There is even less to say about a great movie, because the discreet reviewer urgently wants not to spoil any surprises or plot twists, or ruin any jokes by any forewarning. Even to say whether the heroes win or lose is too much information in a film like this.

This movie was more than great, so I am left with almost nothing to say to those who have not yet seen it.

It is a privilege for which enough thanks cannot be tendered that a lifelong fan of science fiction, fantasy, and superhero comics like me just so happens to live in generation when the entertainment industry expended unparalleled effort, fortune, and genius to bring to the big screen SFF and genre works that will never be matched again.

Specifically, I mean the years between George Lucus’ STAR WARS (1977), Bruce Timm’s venture into the DC Animated Universe (1992-2004) up until AVENGERS ENDGAME (2019).

ENDGAME is a fitting finish and finale to Hollywood’s fling with genre fiction.

I say it is the finish not because Hollywood plans not to make more superhero and science fiction films in years to come. They certainly have such plans.

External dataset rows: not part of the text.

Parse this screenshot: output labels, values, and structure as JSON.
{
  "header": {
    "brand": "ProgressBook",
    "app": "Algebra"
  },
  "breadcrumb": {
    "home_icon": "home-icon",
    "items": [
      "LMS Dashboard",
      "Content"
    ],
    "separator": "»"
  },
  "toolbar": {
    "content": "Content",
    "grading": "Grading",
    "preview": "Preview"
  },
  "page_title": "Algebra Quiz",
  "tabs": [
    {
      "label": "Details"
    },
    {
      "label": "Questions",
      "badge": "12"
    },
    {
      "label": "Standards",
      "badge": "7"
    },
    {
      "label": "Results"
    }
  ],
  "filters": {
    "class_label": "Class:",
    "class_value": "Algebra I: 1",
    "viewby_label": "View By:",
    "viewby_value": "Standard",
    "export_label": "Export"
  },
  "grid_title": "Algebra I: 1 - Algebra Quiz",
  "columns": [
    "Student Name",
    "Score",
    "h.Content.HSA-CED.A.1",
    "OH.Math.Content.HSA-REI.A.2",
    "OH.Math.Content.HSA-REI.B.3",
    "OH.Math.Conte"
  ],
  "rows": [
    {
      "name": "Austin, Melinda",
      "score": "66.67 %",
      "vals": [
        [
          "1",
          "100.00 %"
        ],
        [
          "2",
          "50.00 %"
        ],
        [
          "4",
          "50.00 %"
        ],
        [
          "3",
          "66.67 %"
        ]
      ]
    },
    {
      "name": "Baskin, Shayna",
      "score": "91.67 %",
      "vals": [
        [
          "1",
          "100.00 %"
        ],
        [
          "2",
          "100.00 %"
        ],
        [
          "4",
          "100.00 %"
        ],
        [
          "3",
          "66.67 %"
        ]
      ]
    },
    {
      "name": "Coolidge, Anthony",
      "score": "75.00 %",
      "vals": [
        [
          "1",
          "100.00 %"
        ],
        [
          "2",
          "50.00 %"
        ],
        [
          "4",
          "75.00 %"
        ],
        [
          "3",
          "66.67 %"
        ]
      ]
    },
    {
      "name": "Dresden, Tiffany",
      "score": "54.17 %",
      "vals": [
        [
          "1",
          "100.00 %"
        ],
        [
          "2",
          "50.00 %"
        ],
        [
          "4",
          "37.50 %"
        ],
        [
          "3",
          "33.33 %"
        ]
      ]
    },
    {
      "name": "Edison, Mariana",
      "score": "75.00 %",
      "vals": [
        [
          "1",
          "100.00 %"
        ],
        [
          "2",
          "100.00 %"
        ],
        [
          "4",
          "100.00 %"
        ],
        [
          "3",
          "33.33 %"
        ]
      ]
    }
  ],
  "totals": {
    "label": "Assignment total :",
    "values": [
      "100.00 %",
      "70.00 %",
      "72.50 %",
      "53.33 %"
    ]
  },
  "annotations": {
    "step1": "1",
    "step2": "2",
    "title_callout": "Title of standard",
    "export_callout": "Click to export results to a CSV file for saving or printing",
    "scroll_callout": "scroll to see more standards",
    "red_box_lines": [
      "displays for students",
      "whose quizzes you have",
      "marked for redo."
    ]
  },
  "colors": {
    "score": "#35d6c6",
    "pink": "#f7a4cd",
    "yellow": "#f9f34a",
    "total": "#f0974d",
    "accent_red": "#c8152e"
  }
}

My sad but certain prediction is that more SFF films and MCU films will be made, but they will be rotten.

We have seen the corruption and downfall of DOCTOR WHO, STAR TREK, and STAR WARS. Political Correctness has replaced story telling. The rot spread to once-beloved children’s cartoons as long ago as LEGEND OF KORRA. The print industry of DC and Marvel is so firmly in the hands of the virtue-signalling loons that no one need be tempted to spend even a dime on their work.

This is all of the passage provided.